Auch Markus Bathen vom Naturschutzbund Deutschland (Nabu) begrüßt die neue Einrichtung. «Bisher war eine Schwachstelle des Wolfsmanagements, dass jedes Bundesland seinen eigenen Plan aufzog. Dabei könnte man gegenseitig von Erfahrungen profitieren.» Das zeige ein anderes Beispiel aus Niedersachsen.
Dort, so Bathen, hätte man zwar die Wölfe gezählt, jedoch keinen Schutz für Schafherden installiert. Die Aufregung der Landwirte sei groß. Dabei gebe es etwa gute Erfahrungen mit Herdenschutzhunden. «Bis jetzt gibt es viele lokale Initiativen. Auch hier brauchen wir eine bundesweite Vernetzung», sagt der Wolfsexperte.

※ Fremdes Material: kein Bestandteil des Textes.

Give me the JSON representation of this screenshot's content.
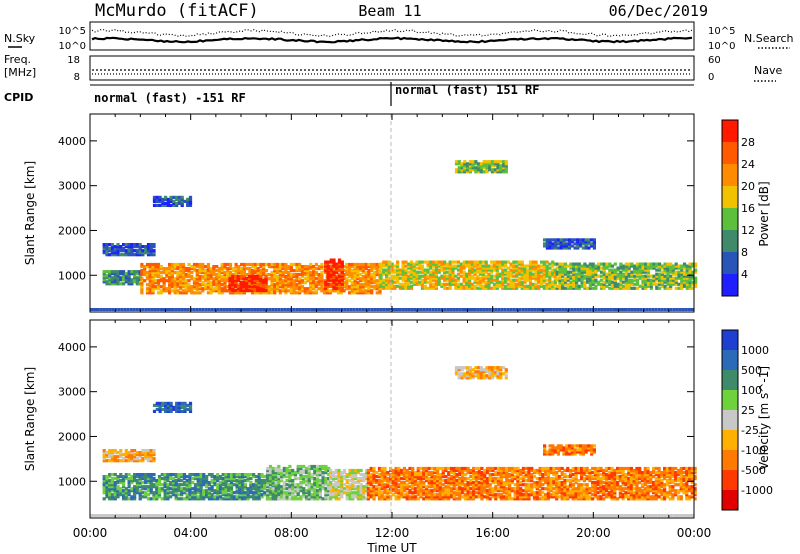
{
  "header": {
    "title": "McMurdo (fitACF)",
    "beam": "Beam 11",
    "date": "06/Dec/2019"
  },
  "noise_panel": {
    "left_label": "N.Sky",
    "right_label": "N.Search",
    "left_ticks": [
      "10^5",
      "10^0"
    ],
    "right_ticks": [
      "10^5",
      "10^0"
    ]
  },
  "freq_panel": {
    "left_label_top": "Freq.",
    "left_label_bottom": "[MHz]",
    "right_label": "Nave",
    "left_ticks": [
      "18",
      "8"
    ],
    "right_ticks": [
      "60",
      "0"
    ]
  },
  "cpid": {
    "label": "CPID",
    "segments": [
      "normal (fast) -151 RF",
      "normal (fast) 151 RF"
    ]
  },
  "axes": {
    "x_label": "Time UT",
    "x_ticks": [
      "00:00",
      "04:00",
      "08:00",
      "12:00",
      "16:00",
      "20:00",
      "00:00"
    ],
    "y_label": "Slant Range [km]",
    "y_ticks": [
      "1000",
      "2000",
      "3000",
      "4000"
    ]
  },
  "chart_data": [
    {
      "type": "heatmap",
      "name": "power",
      "x_range_hours": [
        0,
        24
      ],
      "y_range_km": [
        180,
        4600
      ],
      "colorbar": {
        "label": "Power [dB]",
        "ticks": [
          "4",
          "8",
          "12",
          "16",
          "20",
          "24",
          "28"
        ],
        "colors": [
          "#1f1fff",
          "#2a55b8",
          "#3f8a6a",
          "#5cc03c",
          "#f2c200",
          "#ff8c00",
          "#ff5a00",
          "#ff1a00"
        ]
      },
      "echo_regions": [
        {
          "t0": 0.5,
          "t1": 2.0,
          "r0": 800,
          "r1": 1100,
          "level": 2
        },
        {
          "t0": 2.0,
          "t1": 11.5,
          "r0": 600,
          "r1": 1250,
          "level": 5
        },
        {
          "t0": 11.5,
          "t1": 18.5,
          "r0": 700,
          "r1": 1300,
          "level": 4
        },
        {
          "t0": 18.5,
          "t1": 24.0,
          "r0": 700,
          "r1": 1250,
          "level": 3
        },
        {
          "t0": 5.5,
          "t1": 7.0,
          "r0": 650,
          "r1": 1000,
          "level": 7
        },
        {
          "t0": 9.3,
          "t1": 10.0,
          "r0": 700,
          "r1": 1350,
          "level": 7
        },
        {
          "t0": 14.5,
          "t1": 16.5,
          "r0": 3300,
          "r1": 3550,
          "level": 3
        },
        {
          "t0": 18.0,
          "t1": 20.0,
          "r0": 1600,
          "r1": 1800,
          "level": 1
        },
        {
          "t0": 0.5,
          "t1": 2.5,
          "r0": 1450,
          "r1": 1700,
          "level": 1
        },
        {
          "t0": 2.5,
          "t1": 4.0,
          "r0": 2550,
          "r1": 2750,
          "level": 1
        }
      ]
    },
    {
      "type": "heatmap",
      "name": "velocity",
      "x_range_hours": [
        0,
        24
      ],
      "y_range_km": [
        180,
        4600
      ],
      "colorbar": {
        "label": "Velocity [m s^-1]",
        "ticks": [
          "1000",
          "500",
          "100",
          "25",
          "-25",
          "-100",
          "-500",
          "-1000"
        ],
        "colors": [
          "#1f3fd0",
          "#2a6ab8",
          "#3f8a6a",
          "#6ed23c",
          "#c8c8c8",
          "#ffb000",
          "#ff7a00",
          "#ff3a00",
          "#e00000"
        ]
      },
      "echo_regions": [
        {
          "t0": 0.5,
          "t1": 7.5,
          "r0": 600,
          "r1": 1150,
          "level": 2
        },
        {
          "t0": 7.0,
          "t1": 9.5,
          "r0": 600,
          "r1": 1350,
          "level": 3
        },
        {
          "t0": 9.5,
          "t1": 11.0,
          "r0": 600,
          "r1": 1250,
          "level": 4
        },
        {
          "t0": 11.0,
          "t1": 24.0,
          "r0": 600,
          "r1": 1300,
          "level": 6
        },
        {
          "t0": 14.5,
          "t1": 16.5,
          "r0": 3300,
          "r1": 3550,
          "level": 5
        },
        {
          "t0": 18.0,
          "t1": 20.0,
          "r0": 1600,
          "r1": 1800,
          "level": 6
        },
        {
          "t0": 0.5,
          "t1": 2.5,
          "r0": 1450,
          "r1": 1700,
          "level": 5
        },
        {
          "t0": 2.5,
          "t1": 4.0,
          "r0": 2550,
          "r1": 2750,
          "level": 1
        }
      ]
    }
  ]
}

Für das Dokumentations- und Beratungszentrum stellt das Umweltministerium bis 2018 zunächst 425.000 Euro zur Verfügung. «Nach dem dreijährigen Pilotprojekt wird sich zeigen, ob dieses Zentrum akzeptiert wird», sagt Zoologie-Professor Ansorge. In der Datenbank sind für das Vorjahr bundesweit 36 Rudel, sieben Paare und zwei Einzeltiere mit verlässlichen Daten registriert.

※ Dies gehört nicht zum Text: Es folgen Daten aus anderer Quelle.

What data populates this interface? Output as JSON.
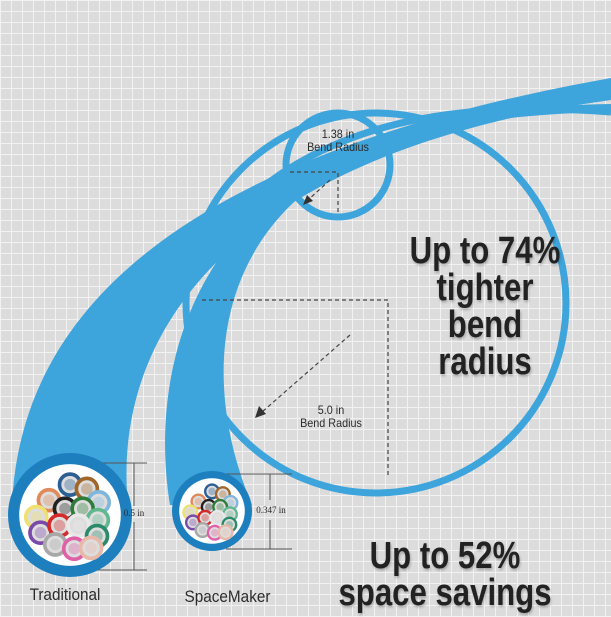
{
  "colors": {
    "cable": "#3ea4dc",
    "cable_dark": "#1e7fbf",
    "background": "#dcdcdc"
  },
  "small_loop": {
    "value": "1.38 in",
    "label": "Bend Radius"
  },
  "big_loop": {
    "value": "5.0 in",
    "label": "Bend Radius"
  },
  "headline_bend": [
    "Up to 74%",
    "tighter",
    "bend",
    "radius"
  ],
  "headline_space": [
    "Up to 52%",
    "space savings"
  ],
  "traditional": {
    "label": "Traditional",
    "diameter": "0.5 in"
  },
  "spacemaker": {
    "label": "SpaceMaker",
    "diameter": "0.347 in"
  },
  "strand_colors": [
    "#2c5f94",
    "#a0662a",
    "#e08a5a",
    "#7fb6dc",
    "#f0e070",
    "#222222",
    "#2f7d3a",
    "#5fb88e",
    "#7a4aa8",
    "#d62a2a",
    "#e8e8e8",
    "#2a8a6a",
    "#a8a8a8",
    "#e060a8",
    "#e8b8a8"
  ]
}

Wolfs-Bundesland Nummer eins ist Sachsen mit zwölf Rudeln, dicht gefolgt von Brandenburg mit elf. 127 Wölfe wurden seit der Rückkehr der Tiere bislang in Deutschland tot aufgefunden. Hauptrisiko für das Raubtier ist nach wie vor der Straßenverkehr. 23 Tiere wurden illegal getötet. Die sächsischen Exemplare finden dann ihre letzte Ruhe im Holzschrank mit der Aufschrift «Canis lupus» in Görlitz.